By the HELP Committee
and Havre Public Schools
Prom night is almost here. It's an exciting time. Everyone is making plans: who to ask, what to wear, where to eat, which vehicle to drive. As teens are making these decisions, moms and dads need to be involved.
Here are some questions parents should ask their teens:
Have you been out with your prom date before?
Do you or your date plan to drink alcohol or do drugs during the evening?
Who will drive?
What vehicle will be driven?
What's the age of the driver?
Does your date use a vehicle safety belt?
Will you maintain your resolve to wear your safety belt, even if no one else in the car does?
Will you be going with another couple?
Where will you go for dinner?
How many miles away is the restaurant?
How much driving will take place after dark?
Have you been invited to an "after party"?
Who is hosting the party?
Will the host's parents supervise the party?
Who will be at the party?
What activities are planned for the party?
What time will you be home?
It's a lot of information to discuss. And doing so effectively will require numerous conversations over the coming days and weeks. Parents don't want to alienate their children by probing too aggressively. However, parents do need to hear the answers to these questions and to see how their children respond nonverbally.
Perhaps the teen hasn't even considered some of these issues. This will quickly become clear to an attentive parent. The teen may realize that he doesn't know his date well and doesn't know what to expect. A casual date in advance of prom night might be helpful.
Once teens are comfortable with their date and plans, why would parents need to concern themselves with the details? Because, unfortunately, statistics show that teens in cars live or die by the details.
USA Today examined all of the nation's deadly vehicle crashes involving 16- to 19-year-old drivers in 2003. A common formula for teen deaths on U.S. roadways emerged:
A first-year driver is at the wheel.
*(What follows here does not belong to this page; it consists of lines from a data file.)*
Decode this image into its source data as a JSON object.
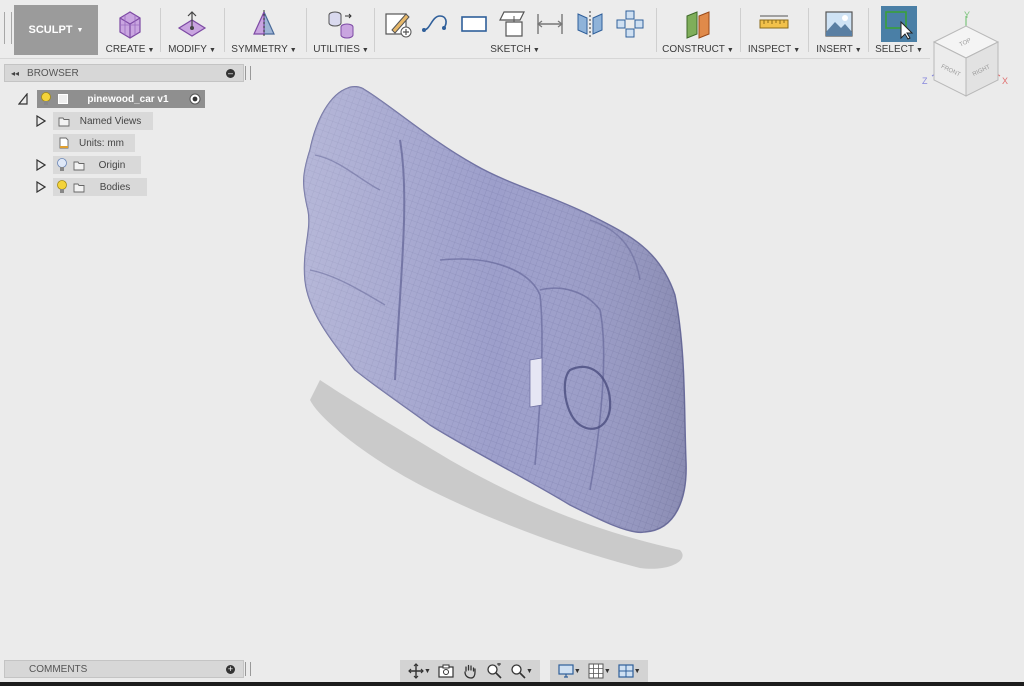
{
  "toolbar": {
    "workspace": "SCULPT",
    "groups": [
      {
        "label": "CREATE",
        "icon": "create-box-icon"
      },
      {
        "label": "MODIFY",
        "icon": "modify-icon"
      },
      {
        "label": "SYMMETRY",
        "icon": "symmetry-icon"
      },
      {
        "label": "UTILITIES",
        "icon": "utilities-icon"
      },
      {
        "label": "SKETCH",
        "icon": "sketch-icon"
      },
      {
        "label": "CONSTRUCT",
        "icon": "construct-plane-icon"
      },
      {
        "label": "INSPECT",
        "icon": "measure-ruler-icon"
      },
      {
        "label": "INSERT",
        "icon": "insert-image-icon"
      },
      {
        "label": "SELECT",
        "icon": "select-cursor-icon"
      }
    ]
  },
  "viewcube": {
    "top": "TOP",
    "front": "FRONT",
    "right": "RIGHT",
    "axis_x": "X",
    "axis_y": "Y",
    "axis_z": "Z"
  },
  "browser": {
    "title": "BROWSER",
    "root": "pinewood_car v1",
    "nodes": [
      {
        "label": "Named Views"
      },
      {
        "label": "Units: mm"
      },
      {
        "label": "Origin"
      },
      {
        "label": "Bodies"
      }
    ]
  },
  "comments": {
    "title": "COMMENTS"
  },
  "colors": {
    "model_fill": "#9a9cc9",
    "toolbar_bg": "#ececec",
    "workspace_btn": "#9b9b9b",
    "select_btn": "#4a7fa6"
  }
}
Young drivers make driving errors, exceed speed limits, run off roads and roll their vehicles more often than do older drivers. This is due to inexperience and a physiological fact: The part of the brain that weighs risks and controls impulsive behavior isn't fully developed until about age 25, according to the National Institutes of Health. This leaves many lawmakers and safety advocates questioning the wisdom of licensing the nation's youngest drivers.
They're riding with other teens. Forty percent of 16-year-old drivers involved in deadly single-vehicle crashes in 2003 were traveling with one or more teen passengers. Add one male teen passenger and the risk of a fatal crash nearly doubles, the Insurance Institute for Highway Safety says. Add two or more young men and the risk more than doubles.
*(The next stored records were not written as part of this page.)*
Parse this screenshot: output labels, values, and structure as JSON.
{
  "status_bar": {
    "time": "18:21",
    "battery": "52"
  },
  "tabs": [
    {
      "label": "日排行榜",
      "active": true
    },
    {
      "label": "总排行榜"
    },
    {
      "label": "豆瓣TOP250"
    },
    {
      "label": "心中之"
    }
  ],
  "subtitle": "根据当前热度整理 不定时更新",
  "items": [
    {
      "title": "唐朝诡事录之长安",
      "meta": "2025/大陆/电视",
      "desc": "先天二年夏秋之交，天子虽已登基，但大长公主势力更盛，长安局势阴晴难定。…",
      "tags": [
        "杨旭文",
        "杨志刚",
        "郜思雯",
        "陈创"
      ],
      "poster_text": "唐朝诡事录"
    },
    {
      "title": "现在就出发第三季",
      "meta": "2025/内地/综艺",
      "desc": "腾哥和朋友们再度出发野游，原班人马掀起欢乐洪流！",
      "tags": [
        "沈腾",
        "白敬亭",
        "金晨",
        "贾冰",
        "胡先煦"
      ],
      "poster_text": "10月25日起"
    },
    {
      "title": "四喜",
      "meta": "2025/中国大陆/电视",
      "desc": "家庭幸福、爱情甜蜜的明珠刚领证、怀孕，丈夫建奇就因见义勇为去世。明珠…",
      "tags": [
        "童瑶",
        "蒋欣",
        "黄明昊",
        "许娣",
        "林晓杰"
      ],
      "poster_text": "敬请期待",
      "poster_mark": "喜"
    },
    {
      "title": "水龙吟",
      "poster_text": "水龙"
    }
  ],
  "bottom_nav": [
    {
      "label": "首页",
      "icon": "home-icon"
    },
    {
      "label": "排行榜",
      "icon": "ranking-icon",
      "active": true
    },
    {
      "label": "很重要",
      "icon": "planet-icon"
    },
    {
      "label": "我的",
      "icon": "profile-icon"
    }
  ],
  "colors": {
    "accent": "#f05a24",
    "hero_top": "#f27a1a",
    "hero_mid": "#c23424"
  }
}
They're in teen-driven cars after dark. It's harder to see at night, so it's more difficult to react quickly to obstacles. This leaves inexperienced drivers more susceptible to making errors after dark. The insurance institute has determined that teen drivers are three times as likely as drivers 20 and older to be involved in fatal crashes between 9 p.m. and 6 a.m. Twice as many first-year drivers die at night as in the daytime.
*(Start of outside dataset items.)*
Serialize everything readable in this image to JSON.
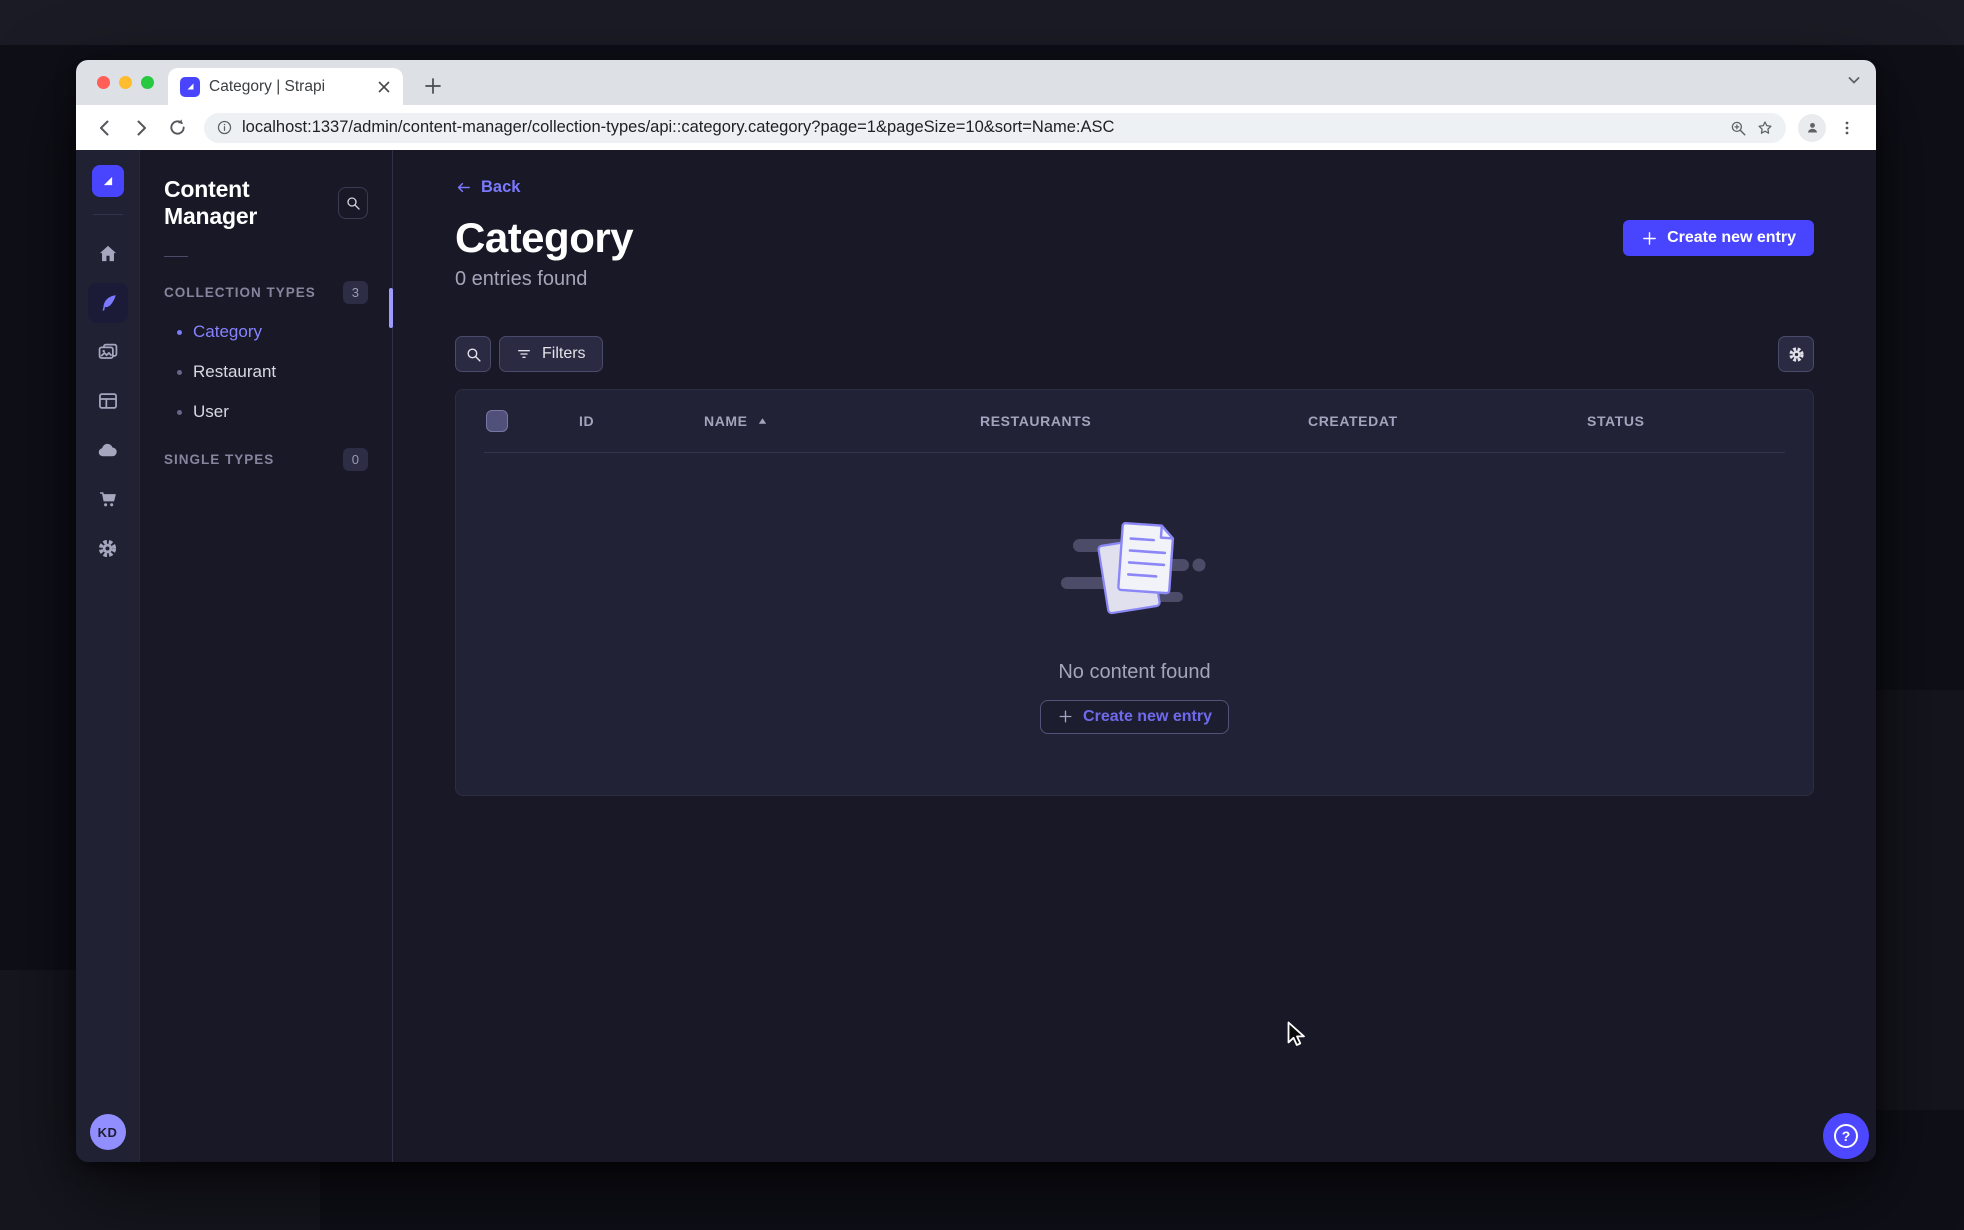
{
  "browser": {
    "tab_title": "Category | Strapi",
    "url": "localhost:1337/admin/content-manager/collection-types/api::category.category?page=1&pageSize=10&sort=Name:ASC"
  },
  "nav": {
    "logo_icon": "strapi-logo",
    "items": [
      {
        "icon": "home-icon"
      },
      {
        "icon": "content-manager-icon",
        "active": true
      },
      {
        "icon": "media-library-icon"
      },
      {
        "icon": "content-type-builder-icon"
      },
      {
        "icon": "cloud-icon"
      },
      {
        "icon": "marketplace-icon"
      },
      {
        "icon": "settings-icon"
      }
    ],
    "user_initials": "KD"
  },
  "subnav": {
    "title": "Content Manager",
    "search_icon": "search-icon",
    "sections": [
      {
        "label": "COLLECTION TYPES",
        "count": "3"
      },
      {
        "label": "SINGLE TYPES",
        "count": "0"
      }
    ],
    "collection_types": [
      {
        "label": "Category",
        "active": true
      },
      {
        "label": "Restaurant",
        "active": false
      },
      {
        "label": "User",
        "active": false
      }
    ]
  },
  "page": {
    "back_label": "Back",
    "title": "Category",
    "subtitle": "0 entries found",
    "create_button": "Create new entry"
  },
  "filter_bar": {
    "search_icon": "search-icon",
    "filters_label": "Filters",
    "settings_icon": "gear-icon"
  },
  "table": {
    "columns": [
      "ID",
      "NAME",
      "RESTAURANTS",
      "CREATEDAT",
      "STATUS"
    ],
    "sort_column": "NAME",
    "sort_direction": "asc",
    "empty_message": "No content found",
    "empty_cta": "Create new entry"
  },
  "help": {
    "label": "?"
  },
  "colors": {
    "brand": "#4945ff",
    "brand_light": "#7b79ff",
    "page_bg": "#181826",
    "surface": "#222236",
    "nav_bg": "#212134",
    "text_muted": "#a5a5ba"
  }
}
The young driver loses control. Rollovers often occur when a driver overcorrects and runs off the road. Inexperienced drivers are most likely to do so. That was the cause of one-third of all fatal crashes involving 16-year-old drivers in 2003.
Some vehicles are more prone to roll over. Specifically, top-heavy pickups and SUVs are a bad choice for young drivers. Such vehicles routinely score poorly in rollover ratings by the National Highway Traffic Safety Administration. In fatal crashes, pickups rolled over twice as often as passenger cars, according to the Hill County Safe Kids/Safe Communities Coalition.
Knowing these risks, what can parents do to create a safer date-night scenario for their teens?
Invite the teens to sign a pledge before prom in which they commit to remain drug- and alcohol-free.
Read through this article with them. Discuss their plans and their options.
Consider renting a limousine for the evening or "playing chauffeur" (very discreetly, of course).
Provide them with a cell phone for date night. That way they can call for help if they have car trouble or need a ride home for any reason.
If a cell phone is not available, provide a calling card or enough change to use a pay phone. Encourage them to call if they find themselves in an uncomfortable position or with an unsafe driver.